Fortunately, the good news is that the fires in the Congo Basin are not as out of control as the fires in the Amazon rainforest, but we are also being told that this could soon change…
Organizations like Greenpeace Africa, which focuses primarily on calling attention to issues of deforestation, are monitoring the situation while acknowledging that as of right now, the fires are relatively “small-scale” compared to the flames the in the Amazon or even previous African wildfires.
But that doesn’t mean the flames are under control. “This is something we could experience again tomorrow if preventative measures are not taken today,” Irène Wabiwa Betoko, Greenpeace Africa Senior Forest Campaign Manager, told Newsweek on Tuesday.
Many of the fires in Africa are being set purposely by farmers in order to clear land, but they are still eroding critical ecosystems. And we cannot afford to continue to treat our planet like this, because we are losing species at an astounding pace.
According to new research that was just released, “some plants have been going extinct up to 350 times faster than the historical average”…
Earth is seeing an unprecedented loss of species, which some ecologists are calling a sixth mass extinction. In May, a United Nations report warned that 1 million species are threatened by extinction. More recently, 571 plant species were declared extinct.
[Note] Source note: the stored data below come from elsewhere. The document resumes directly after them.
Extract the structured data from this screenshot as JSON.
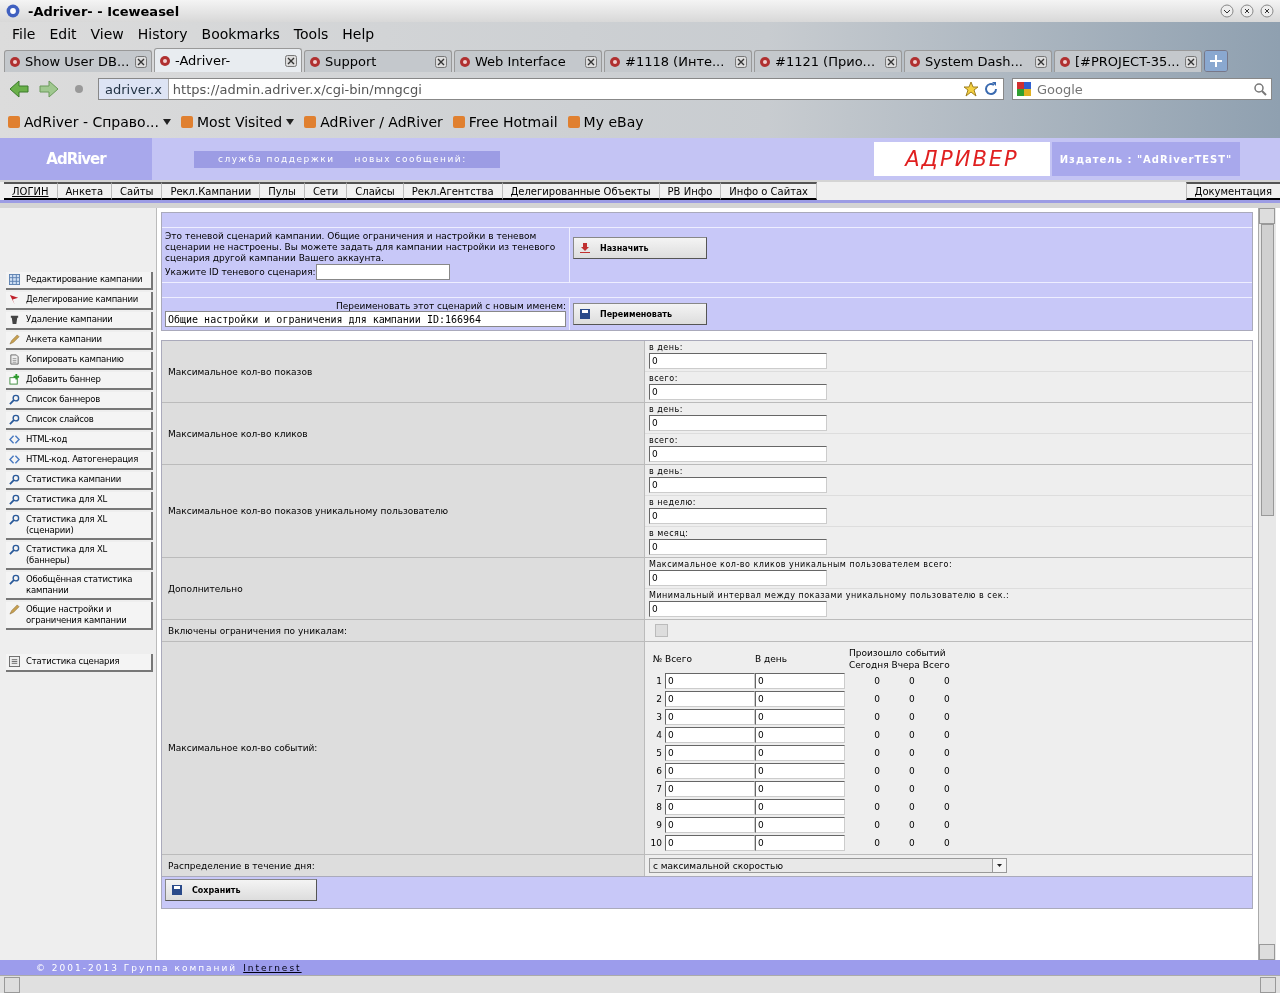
{
  "window": {
    "title": "-Adriver- - Iceweasel"
  },
  "menu": [
    "File",
    "Edit",
    "View",
    "History",
    "Bookmarks",
    "Tools",
    "Help"
  ],
  "tabs": [
    {
      "label": "Show User DB...",
      "selected": false
    },
    {
      "label": "-Adriver-",
      "selected": true
    },
    {
      "label": "Support",
      "selected": false
    },
    {
      "label": "Web Interface",
      "selected": false
    },
    {
      "label": "#1118 (Инте...",
      "selected": false
    },
    {
      "label": "#1121 (Прио...",
      "selected": false
    },
    {
      "label": "System Dash...",
      "selected": false
    },
    {
      "label": "[#PROJECT-35...",
      "selected": false
    }
  ],
  "address": {
    "site": "adriver.x",
    "url": "https://admin.adriver.x/cgi-bin/mngcgi"
  },
  "search": {
    "placeholder": "Google"
  },
  "bookmarks": [
    {
      "label": "AdRiver - Справо...",
      "has_menu": true
    },
    {
      "label": "Most Visited",
      "has_menu": true
    },
    {
      "label": "AdRiver / AdRiver",
      "has_menu": false
    },
    {
      "label": "Free Hotmail",
      "has_menu": false
    },
    {
      "label": "My eBay",
      "has_menu": false
    }
  ],
  "header": {
    "logo": "AdRiver",
    "support": "служба поддержки",
    "messages": "новых сообщений:",
    "brand": "АДРИВЕР",
    "publisher": "Издатель : \"AdRiverTEST\""
  },
  "nav": {
    "items": [
      {
        "label": "ЛОГИН",
        "selected": true
      },
      {
        "label": "Анкета",
        "selected": false
      },
      {
        "label": "Сайты",
        "selected": false
      },
      {
        "label": "Рекл.Кампании",
        "selected": false
      },
      {
        "label": "Пулы",
        "selected": false
      },
      {
        "label": "Сети",
        "selected": false
      },
      {
        "label": "Слайсы",
        "selected": false
      },
      {
        "label": "Рекл.Агентства",
        "selected": false
      },
      {
        "label": "Делегированные Объекты",
        "selected": false
      },
      {
        "label": "РВ Инфо",
        "selected": false
      },
      {
        "label": "Инфо о Сайтах",
        "selected": false
      }
    ],
    "docs": "Документация"
  },
  "sidebar": {
    "items": [
      {
        "label": "Редактирование кампании",
        "kind": "grid"
      },
      {
        "label": "Делегирование кампании",
        "kind": "flag"
      },
      {
        "label": "Удаление кампании",
        "kind": "trash"
      },
      {
        "label": "Анкета кампании",
        "kind": "pencil"
      },
      {
        "label": "Копировать кампанию",
        "kind": "page"
      },
      {
        "label": "Добавить баннер",
        "kind": "add"
      },
      {
        "label": "Список баннеров",
        "kind": "search"
      },
      {
        "label": "Список слайсов",
        "kind": "search"
      },
      {
        "label": "HTML-код",
        "kind": "code"
      },
      {
        "label": "HTML-код. Автогенерация",
        "kind": "code"
      },
      {
        "label": "Статистика кампании",
        "kind": "search"
      },
      {
        "label": "Статистика для XL",
        "kind": "search"
      },
      {
        "label": "Статистика для XL (сценарии)",
        "kind": "search"
      },
      {
        "label": "Статистика для XL (баннеры)",
        "kind": "search"
      },
      {
        "label": "Обобщённая статистика кампании",
        "kind": "search"
      },
      {
        "label": "Общие настройки и ограничения кампании",
        "kind": "pencil"
      }
    ],
    "extra_items": [
      {
        "label": "Статистика сценария",
        "kind": "list"
      }
    ]
  },
  "shadow": {
    "text": "Это теневой сценарий кампании. Общие ограничения и настройки в теневом сценарии не настроены. Вы можете задать для кампании настройки из теневого сценария другой кампании Вашего аккаунта.",
    "id_label": "Укажите ID теневого сценария:",
    "button": "Назначить"
  },
  "rename": {
    "label": "Переименовать этот сценарий с новым именем:",
    "value": "Общие настройки и ограничения для кампании ID:166964",
    "button": "Переименовать"
  },
  "limits": [
    {
      "label": "Максимальное кол-во показов",
      "fields": [
        {
          "label": "в день:",
          "value": "0"
        },
        {
          "label": "всего:",
          "value": "0"
        }
      ]
    },
    {
      "label": "Максимальное кол-во кликов",
      "fields": [
        {
          "label": "в день:",
          "value": "0"
        },
        {
          "label": "всего:",
          "value": "0"
        }
      ]
    },
    {
      "label": "Максимальное кол-во показов уникальному пользователю",
      "fields": [
        {
          "label": "в день:",
          "value": "0"
        },
        {
          "label": "в неделю:",
          "value": "0"
        },
        {
          "label": "в месяц:",
          "value": "0"
        }
      ]
    },
    {
      "label": "Дополнительно",
      "fields": [
        {
          "label": "Максимальное кол-во кликов уникальным пользователем всего:",
          "value": "0"
        },
        {
          "label": "Минимальный интервал между показами уникальному пользователю в сек.:",
          "value": "0"
        }
      ]
    }
  ],
  "uniques": {
    "label": "Включены ограничения по уникалам:",
    "checked": false
  },
  "events": {
    "label": "Максимальное кол-во событий:",
    "col_num": "№",
    "col_total": "Всего",
    "col_day": "В день",
    "col_happened": "Произошло событий",
    "col_today": "Сегодня",
    "col_yesterday": "Вчера",
    "col_all": "Всего",
    "rows": [
      {
        "n": "1",
        "total": "0",
        "day": "0",
        "today": "0",
        "yesterday": "0",
        "all": "0"
      },
      {
        "n": "2",
        "total": "0",
        "day": "0",
        "today": "0",
        "yesterday": "0",
        "all": "0"
      },
      {
        "n": "3",
        "total": "0",
        "day": "0",
        "today": "0",
        "yesterday": "0",
        "all": "0"
      },
      {
        "n": "4",
        "total": "0",
        "day": "0",
        "today": "0",
        "yesterday": "0",
        "all": "0"
      },
      {
        "n": "5",
        "total": "0",
        "day": "0",
        "today": "0",
        "yesterday": "0",
        "all": "0"
      },
      {
        "n": "6",
        "total": "0",
        "day": "0",
        "today": "0",
        "yesterday": "0",
        "all": "0"
      },
      {
        "n": "7",
        "total": "0",
        "day": "0",
        "today": "0",
        "yesterday": "0",
        "all": "0"
      },
      {
        "n": "8",
        "total": "0",
        "day": "0",
        "today": "0",
        "yesterday": "0",
        "all": "0"
      },
      {
        "n": "9",
        "total": "0",
        "day": "0",
        "today": "0",
        "yesterday": "0",
        "all": "0"
      },
      {
        "n": "10",
        "total": "0",
        "day": "0",
        "today": "0",
        "yesterday": "0",
        "all": "0"
      }
    ]
  },
  "distribution": {
    "label": "Распределение в течение дня:",
    "value": "с максимальной скоростью"
  },
  "save_button": "Сохранить",
  "footer": {
    "text": "© 2001-2013 Группа компаний",
    "link": "Internest"
  }
}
But extinctions have occurred for as long as life has existed on Earth. The important question is, has the rate of extinction increased? Our research, published today in Current Biology, found some plants have been going extinct up to 350 times faster than the historical average – with devastating consequences for unique species.
How many species do we have to lose before we finally become concerned?
If you follow my work on a regular basis, then you already know that I am deeply concerned about our “culture of death”. Our endless wars have killed thousands, millions of children have been killed in our “clinics”, and we are wiping out countless species of plants and animals without even thinking twice about it.
What kind of monsters have we become? We are so cold and so heartless, and all we seem to care about is ourselves.
Meanwhile, the long-term consequences that so many have warned about are starting to arrive. In fact, a CNN article about the Amazon wildfires that was just published boldly declared that “the apocalyptic future is here, and it is impatient”…
It is hard to see any claims of future doom as alarmist, when you see skylines rendered invisible by smoke, flames march across the plains like lava, and hear disinterested taxi drivers tell you they have never seen it so bad. The apocalyptic future is here, and it is impatient.
For once, I actually agree with CNN.
Given enough time, nothing would survive. We are systematically destroying ourselves and everything around us, and for a while it didn’t seem like we needed to fear the long-term consequences.
But now the dark times are upon us, and the stench of our evil ways has become undeniable.